AI monitors
A monitor evaluates your logs on a schedule and raises an alert when something's wrong. An AI monitor is the agentic kind: instead of a fixed threshold, it runs a natural-language prompt through the agent each tick — the agent investigates with its tools and decides whether to alert. Use it for fuzzy conditions a threshold can't express: "alert if error patterns look abnormal", "flag unusual authentication activity", "tell me if any service's latency degrades."
Requires a provider
AI monitors run the agent, so they need an LLM provider. Threshold monitors (a count crossing a number) don't — see Monitors.
Creating an AI monitor
Go to Alerts → Monitors → New monitor, choose the AI Monitor type, and write the prompt the agent evaluates each run:

| Field | Notes |
|---|---|
| Type | AI Monitor (vs. Threshold). |
| Name / description | A label; the description supports Markdown — link a runbook. |
| Agent prompt | The instruction the agent evaluates each run. |
| Interval | How often it runs.
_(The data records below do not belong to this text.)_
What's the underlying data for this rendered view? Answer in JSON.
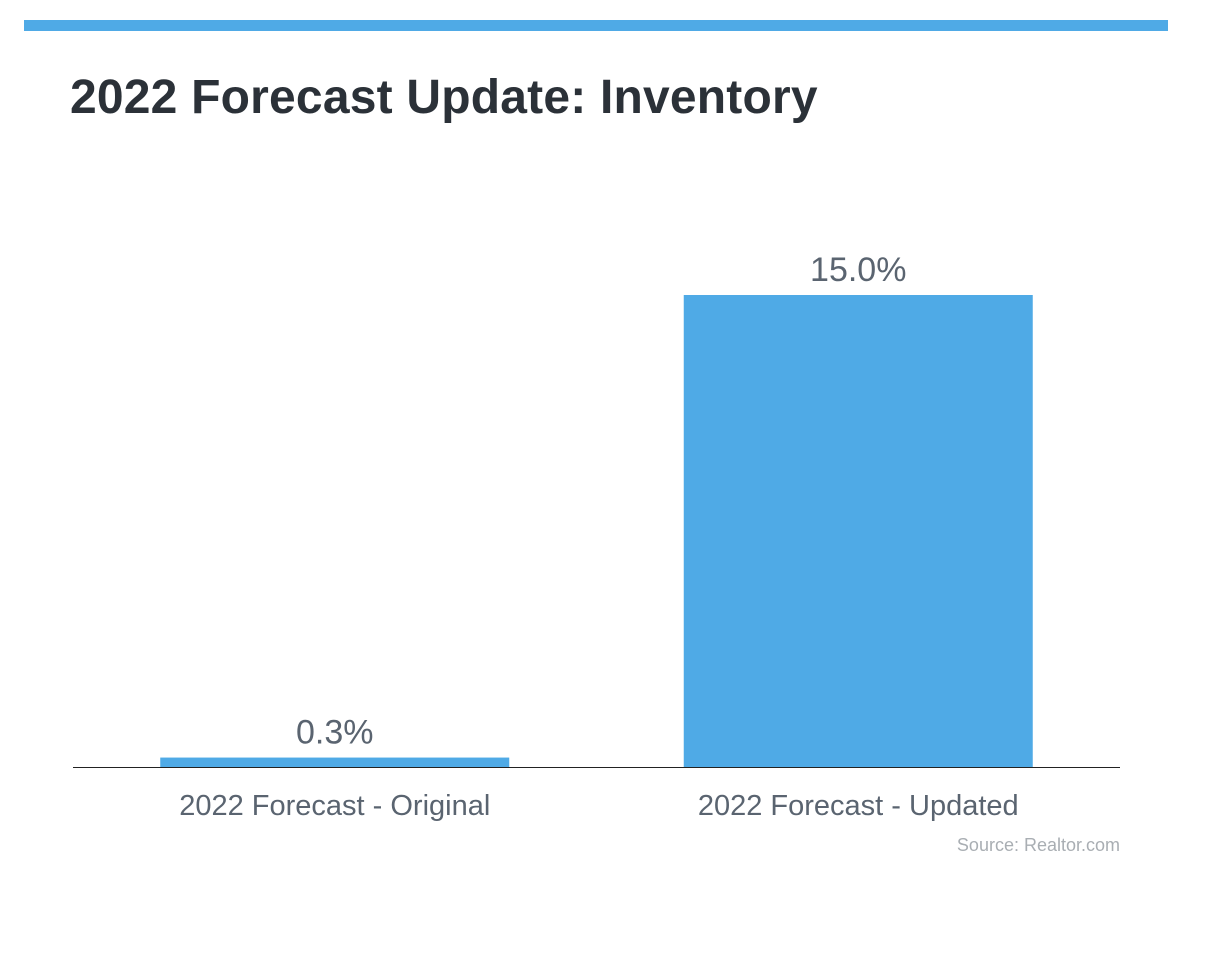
{
  "title": "2022 Forecast Update: Inventory",
  "source": "Source: Realtor.com",
  "colors": {
    "accent": "#4faae6",
    "bar": "#4faae6",
    "title": "#2b3138",
    "label": "#5a6470",
    "axis": "#222222",
    "source": "#a9aeb3"
  },
  "chart_data": {
    "type": "bar",
    "title": "2022 Forecast Update: Inventory",
    "categories": [
      "2022 Forecast - Original",
      "2022 Forecast - Updated"
    ],
    "values": [
      0.3,
      15.0
    ],
    "data_labels": [
      "0.3%",
      "15.0%"
    ],
    "xlabel": "",
    "ylabel": "",
    "ylim": [
      0,
      15
    ],
    "grid": false,
    "legend": "none"
  }
}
Minimum 5 minutes — each run spends LLM tokens. |
| Webhook override | Optional per-monitor webhook target. |
| Visibility | Public (everyone sees its alerts) or private (just you). |
Write the prompt like a brief: what to investigate, what counts as abnormal, and what to do — e.g. "raise an alert naming the affected index and the likely cause; otherwise report all clear."
…or ask the agent to create one
You don't have to fill in the form by hand. During an investigation, ask the agent to set up monitoring and it drafts and creates the monitor for you:
Set up a recurring monitor that alerts me whenever error volume spikes.

Viewing a run
Every run leaves a full conversation trace. From the monitor list, click view latest run to open the agent's investigation in the Investigate panel — the exact tools it called and what it concluded:

When a run raises an alert, the alert links back to this trace, so responders see the agent's reasoning — not just the verdict.
How they run
AI monitors are scheduled and evaluated server-side like any monitor: a background scheduler runs due monitors (in a cluster, each run takes a short lease so it fires on one node only); threshold vs. AI is just the evaluation method. For the full configuration reference and threshold monitors see Monitors; for the inbox and acknowledgement see Alerts; for webhook delivery see Notifications.